For a long time, I’ve been fascinated with how people who have substance abuse problems achieve sobriety. Having written a series of books about people who lost weight and kept it off (the Thin for Life books), I realized that obesity and addiction have common attributes. They both deal with compulsive behavior – and to get to a healthier place, the affected person needs to give up or cut back on substances that are extremely difficult to sacrifice. Both problems stem from physiological, genetic, and environmental causes.
About 12 years ago, as I was writing Sober for Good: New Solutions for Drinking Problems – Advice From Those Who Have Succeeded (Houghton/Harcourt, 2001) – my book about success strategies of people who’d achieved long-term sobriety – I approached Dr. A. Thomas McLellan, CEO of the renowned Treatment Research Institute in Philadelphia for information about addiction treatment programs.
Around that time, Dr. McLellan was working on a study of representative addiction treatment programs across the U.S., suggesting that there were serious problems in our system. For instance,he found that most were staffed by under qualified administrators, and many were exceedingly short on medical personnel and mental health professionals. According to Dr. McLellan, this was a pilot study meant to launch a much larger national study of the U.S. addiction treatment infrastructure. However, John Walters, who was director of the Office of National Drug Control Policy when this research was done, pulled the plug on funding because he was worried that the findings would be seen as an embarrassment to the agency and to the Bush administration. His findings planted the seeds for my new book, Inside Rehab: the Surprising Truth About Addiction Treatment – And How to Get the Help That Works.
About five years ago, spurred by the many stories of celebrities yo-yoing in and out of rehab and recognizing that the public was greatly uninformed about addiction treatment in general, I decided to proceed with studying the addiction treatment industry on my own (with some input from Dr. McLellan and many other experts along the way.) Part of my research involved going inside fifteen of the very places that provide treatment.
Did the facilities and clients know who I was and why I was there?
I was up-front with them about my mission and was quite frankly surprised at the number of programs that opened their doors to me, allowing me to observe client treatment in most cases. I think it helped, particularly with clients’ comfort level with my presence, that at the beginning of my experience at each rehab, I was clear about my purpose, letting them know that I personally had struggled with a drinking problem and promising that I would protect their anonymity. Because of my candor, I think the clients were “themselves” in treatment – that is, I think that in most cases, I got to observe treatment as it would have been had I not been there. Unless I was asked to take part, which did happen occasionally, I tried to remain a “fly on the wall.”
Did I consider going undercover and, if I had, would this have been a different book?
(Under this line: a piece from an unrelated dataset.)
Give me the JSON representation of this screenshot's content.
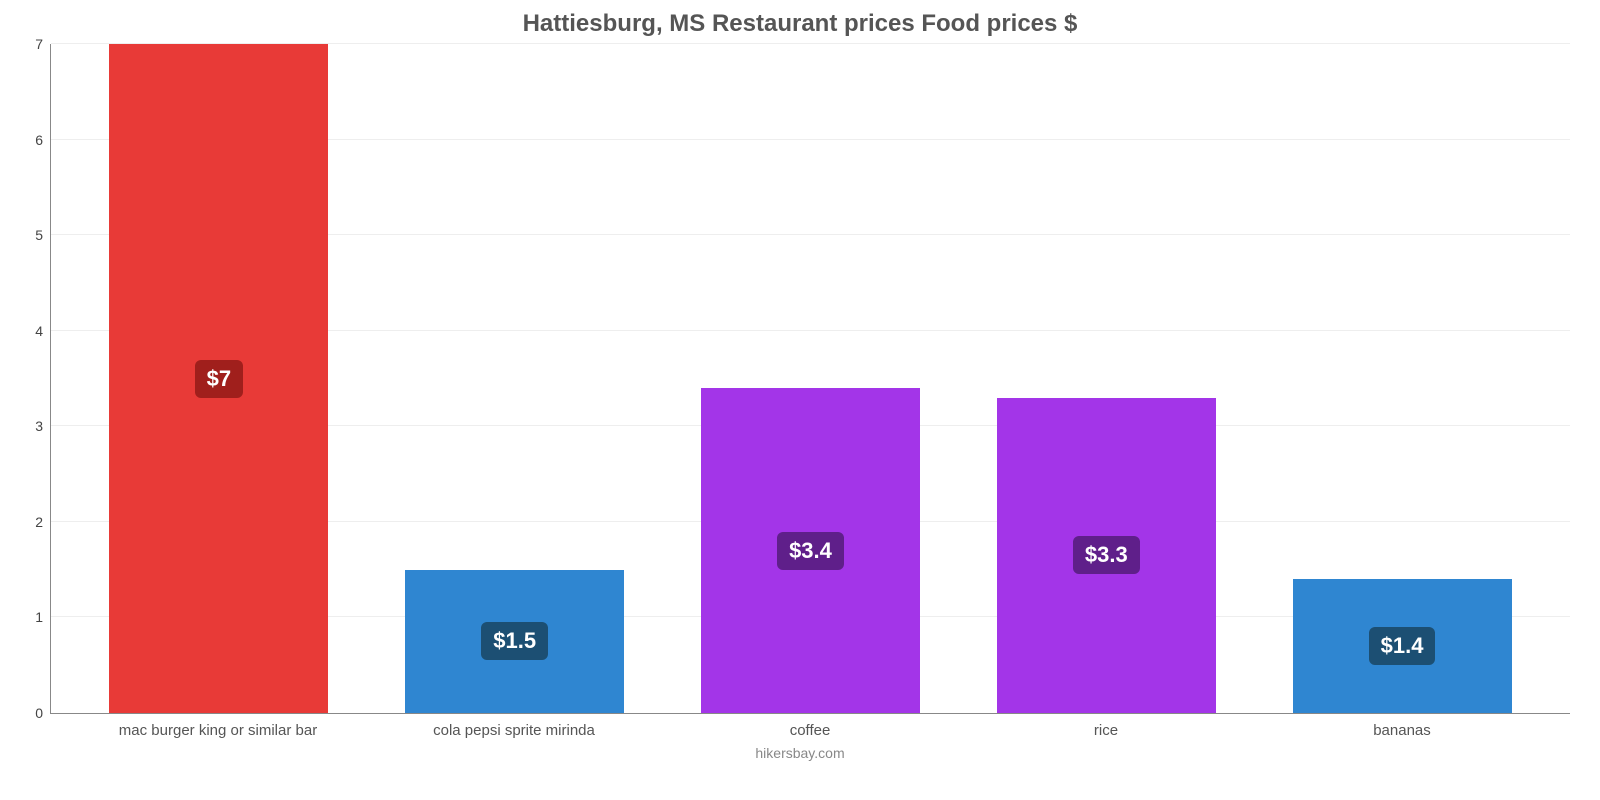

For a very short period of time, I considered going undercover, but I decided that since my style is one of forthrightness, it wouldn’t be fair to the clients to have an undercover writer in their midst. This is a book that involved earning a lot of trust from the many people who shared deeply personal information, as well as from the experts who let their hair down with me, and I didn’t want to violate that. I think the book provides an accurate portrayal because of this. Some might wonder if the stories are honest portrayals, but I heard many of the same accounts over and over. It’s a myth that “all addicts are liars.” I cite research showing that when people believe what they are telling you will be confidential—particularly that it will not incur adverse consequences—and they’re asked in a clinical or research context, then what they say tends to be reliable and valid.
What did I discover to be the top malady of rehab programs in America today?
Overall, I’d say the greatest problem is that traditional rehabs lack the state-of-the-art programming, adequate staffing, and professionals with the appropriate training to be dealing with what’s one of the toughest medical issues there is, addiction. As one expert I interviewed stated, “In few other fields do we place some of the most difficult and complicated patients in the health-care system with some of the least-trained folks among us.” Most experts I interviewed agreed that the minimum degree for an addiction counselor should be a master’s degree, as it is for other mental health professions. A team approach is ideal at a rehab – with qualified addiction counselors, as well as physicians and mental health professionals who have expertise with addictions. Unfortunately, many states don’t even require a bachelor’s degree to become a certified or licensed addiction counselor.
What were some of the positive things I found?
It’s interesting that people who went to the same addiction program at around the same time can have completely different experiences. And I was upfront with personnel at rehabs I visited that that would happen – that is, I said that I’d no doubt come across individuals who loved their program and others who had negative experiences. But what I found universally were staff members who genuinely cared about their clients – they were filled with compassion, caring, and good intent. As the book was drawing to a close, I also began to see signs that programs were moving in a positive direction. For instance, some were showing signs of using more science-based psychological and medical approaches.
What are some of your experiences with our addiction treatment system? What do you see as its strengths and weaknesses?